SaveFormat Text?

rozeboosje · November 28, 2019, 5:59pm

There is no Aspose.Pdf.SaveFormat.Text - In order to extract the text out of a PDF I have to first use Aspose.PDF to save with Aspose.PDF.SaveFormat.DocX and then use Aspose.Words to save with Aspose.Words.SaveFormat.Text …

While this works it’s not exactly terribly efficient. Any plans to add “Text” to Aspose.PDF.SaveFormat?

asad.ali · November 28, 2019, 7:12pm

@rozeboosje

You can use TextAbsorber class in order to extract all text from PDF and save it as .txt file. Please check following code snippet:

Aspose.Pdf.Document pdfDocument = new Aspose.Pdf.Document(dataDir + "test.pdf");
Aspose.Pdf.Text.TextAbsorber textAbsorber = new Aspose.Pdf.Text.TextAbsorber();
pdfDocument.Pages.Accept(textAbsorber);
File.WriteAllText(dataDir + "testPDF.txt", textAbsorber.Text);

rozeboosje · November 29, 2019, 12:22pm

ok…

I used the TextAbsorber and the results are less than satisfactory.

Find attached the PDF I tried this with.wicklow 4 thorntons calendar.pdf (1.3 MB)

with the Text Absorber the retrieved text contains things such as:

2018Let your CfrieOnLdsL kEnCowT IONabout theDA greTEatS service

Looking at this, it seems that it has mashed up the visible text “2018 COLLECTION DATES” with a hidden piece of text “Let your friends know about the great service”
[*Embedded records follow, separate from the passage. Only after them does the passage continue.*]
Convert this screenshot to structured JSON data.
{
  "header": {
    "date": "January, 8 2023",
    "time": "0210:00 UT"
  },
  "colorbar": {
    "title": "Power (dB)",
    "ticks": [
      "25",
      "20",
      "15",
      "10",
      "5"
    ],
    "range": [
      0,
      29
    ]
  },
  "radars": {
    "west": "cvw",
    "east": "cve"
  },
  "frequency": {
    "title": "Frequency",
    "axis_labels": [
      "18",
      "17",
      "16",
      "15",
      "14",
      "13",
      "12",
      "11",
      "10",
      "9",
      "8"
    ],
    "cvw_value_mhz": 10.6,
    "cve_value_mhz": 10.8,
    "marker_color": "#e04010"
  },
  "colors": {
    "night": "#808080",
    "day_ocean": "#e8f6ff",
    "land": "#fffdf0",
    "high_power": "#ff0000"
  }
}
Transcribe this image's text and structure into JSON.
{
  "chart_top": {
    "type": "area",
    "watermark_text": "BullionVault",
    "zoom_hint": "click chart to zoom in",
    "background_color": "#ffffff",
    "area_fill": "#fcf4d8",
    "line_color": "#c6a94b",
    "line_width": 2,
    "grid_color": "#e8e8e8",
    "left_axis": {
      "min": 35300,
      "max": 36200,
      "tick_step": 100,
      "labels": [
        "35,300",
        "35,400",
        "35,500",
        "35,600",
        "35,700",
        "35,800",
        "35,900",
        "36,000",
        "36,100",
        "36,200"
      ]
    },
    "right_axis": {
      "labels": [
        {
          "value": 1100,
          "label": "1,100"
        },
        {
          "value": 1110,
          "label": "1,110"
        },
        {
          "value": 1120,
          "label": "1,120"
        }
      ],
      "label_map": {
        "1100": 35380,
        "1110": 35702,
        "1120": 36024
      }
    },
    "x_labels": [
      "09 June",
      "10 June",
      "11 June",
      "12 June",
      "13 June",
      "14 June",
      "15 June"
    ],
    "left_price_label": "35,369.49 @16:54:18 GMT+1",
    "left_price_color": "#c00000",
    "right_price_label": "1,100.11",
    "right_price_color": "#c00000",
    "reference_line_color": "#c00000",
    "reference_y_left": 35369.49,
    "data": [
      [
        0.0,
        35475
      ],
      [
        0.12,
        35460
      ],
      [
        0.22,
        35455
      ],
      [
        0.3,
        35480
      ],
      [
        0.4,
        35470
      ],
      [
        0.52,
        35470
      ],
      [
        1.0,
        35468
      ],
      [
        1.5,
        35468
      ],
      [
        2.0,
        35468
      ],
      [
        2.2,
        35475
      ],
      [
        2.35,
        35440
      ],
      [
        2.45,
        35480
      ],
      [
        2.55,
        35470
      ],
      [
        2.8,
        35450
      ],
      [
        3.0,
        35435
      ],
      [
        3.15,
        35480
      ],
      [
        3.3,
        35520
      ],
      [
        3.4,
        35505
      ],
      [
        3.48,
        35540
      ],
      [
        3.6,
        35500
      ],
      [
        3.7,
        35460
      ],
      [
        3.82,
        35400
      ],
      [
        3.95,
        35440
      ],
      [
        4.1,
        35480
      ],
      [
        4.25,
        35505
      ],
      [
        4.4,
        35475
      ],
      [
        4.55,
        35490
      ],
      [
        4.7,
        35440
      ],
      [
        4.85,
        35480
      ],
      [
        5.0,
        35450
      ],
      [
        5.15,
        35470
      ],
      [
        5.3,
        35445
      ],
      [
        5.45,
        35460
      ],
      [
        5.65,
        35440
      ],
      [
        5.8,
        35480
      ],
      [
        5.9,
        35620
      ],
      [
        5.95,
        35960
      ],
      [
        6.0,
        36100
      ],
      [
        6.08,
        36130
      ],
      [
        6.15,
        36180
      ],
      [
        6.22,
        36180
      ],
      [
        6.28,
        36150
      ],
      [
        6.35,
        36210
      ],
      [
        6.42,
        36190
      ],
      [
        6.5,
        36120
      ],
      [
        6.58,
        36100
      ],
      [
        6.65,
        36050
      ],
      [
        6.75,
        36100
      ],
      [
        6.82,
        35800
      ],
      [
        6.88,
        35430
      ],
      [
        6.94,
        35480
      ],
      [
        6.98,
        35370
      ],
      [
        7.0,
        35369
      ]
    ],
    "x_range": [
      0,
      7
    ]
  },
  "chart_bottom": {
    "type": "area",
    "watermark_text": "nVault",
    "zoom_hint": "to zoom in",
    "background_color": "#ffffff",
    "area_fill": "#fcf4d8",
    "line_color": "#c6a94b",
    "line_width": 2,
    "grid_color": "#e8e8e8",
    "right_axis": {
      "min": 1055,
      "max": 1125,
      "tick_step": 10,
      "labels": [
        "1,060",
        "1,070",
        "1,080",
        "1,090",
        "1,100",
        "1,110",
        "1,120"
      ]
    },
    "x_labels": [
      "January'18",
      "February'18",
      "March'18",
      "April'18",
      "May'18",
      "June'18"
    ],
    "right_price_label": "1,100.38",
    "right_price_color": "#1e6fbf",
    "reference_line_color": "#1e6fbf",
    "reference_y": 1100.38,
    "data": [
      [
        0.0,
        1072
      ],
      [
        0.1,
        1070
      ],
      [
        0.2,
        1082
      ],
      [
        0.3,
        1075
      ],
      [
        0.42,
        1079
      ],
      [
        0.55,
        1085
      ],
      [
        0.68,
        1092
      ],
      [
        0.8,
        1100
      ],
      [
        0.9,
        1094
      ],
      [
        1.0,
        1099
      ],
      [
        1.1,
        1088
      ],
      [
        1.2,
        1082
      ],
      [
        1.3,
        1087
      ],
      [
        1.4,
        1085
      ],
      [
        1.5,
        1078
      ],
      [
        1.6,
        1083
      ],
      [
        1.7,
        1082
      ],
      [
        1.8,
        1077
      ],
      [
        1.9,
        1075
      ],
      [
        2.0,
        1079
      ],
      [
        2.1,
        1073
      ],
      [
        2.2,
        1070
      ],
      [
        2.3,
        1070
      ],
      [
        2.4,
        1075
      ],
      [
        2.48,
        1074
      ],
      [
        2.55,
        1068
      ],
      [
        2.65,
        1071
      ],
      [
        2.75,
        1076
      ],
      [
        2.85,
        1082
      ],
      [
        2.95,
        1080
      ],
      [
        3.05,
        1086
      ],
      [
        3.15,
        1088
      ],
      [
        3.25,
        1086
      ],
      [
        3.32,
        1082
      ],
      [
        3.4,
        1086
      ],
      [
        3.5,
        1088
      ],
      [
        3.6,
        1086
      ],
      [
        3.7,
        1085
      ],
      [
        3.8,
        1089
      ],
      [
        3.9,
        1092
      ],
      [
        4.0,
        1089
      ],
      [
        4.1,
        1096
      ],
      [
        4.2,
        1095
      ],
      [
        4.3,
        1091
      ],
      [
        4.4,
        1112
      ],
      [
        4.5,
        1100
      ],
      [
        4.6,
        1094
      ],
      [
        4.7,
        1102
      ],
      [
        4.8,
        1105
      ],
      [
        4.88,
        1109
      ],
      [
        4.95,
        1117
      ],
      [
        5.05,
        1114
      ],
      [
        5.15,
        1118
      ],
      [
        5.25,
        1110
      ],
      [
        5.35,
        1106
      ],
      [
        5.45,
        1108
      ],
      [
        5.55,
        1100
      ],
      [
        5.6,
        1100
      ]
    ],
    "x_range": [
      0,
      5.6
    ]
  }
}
I tried setting the ExtractionMode.FormattingMode to Pure and the TextSearchOptions.IgnoreShadowText to True but I still get the same kind of output throughout the extracted Text

When I first convert to an Aspose.Words stream and I then extract the text from there I get the “2018 COLLECTION DATES” text alright, but the “Let your friends know about the great service” is not included in the output, even though you can search for and find it in the original PDF

Funnily enough… we are trying to move away from an old piece of software - the DTSearch File Converter… on this particular occasion it actually works better than either method outlined above. It extracts both “2018 COLLECTION DATES” and also “Let your friends know about the great service” as two separate lines of text. But we really want to be able to get rid of that software as it won’t allow us to move forward with our software

rozeboosje · November 29, 2019, 12:26pm

Ahhhhhhhh never mind… “Pure” is exactly what I don’t want. When I change it to “raw” it works perfectly.

asad.ali · November 29, 2019, 7:09pm

@rozeboosje

It is good to know that your issue has been resolved. Please keep using our API and in case you face any issue, please feel free to let us know.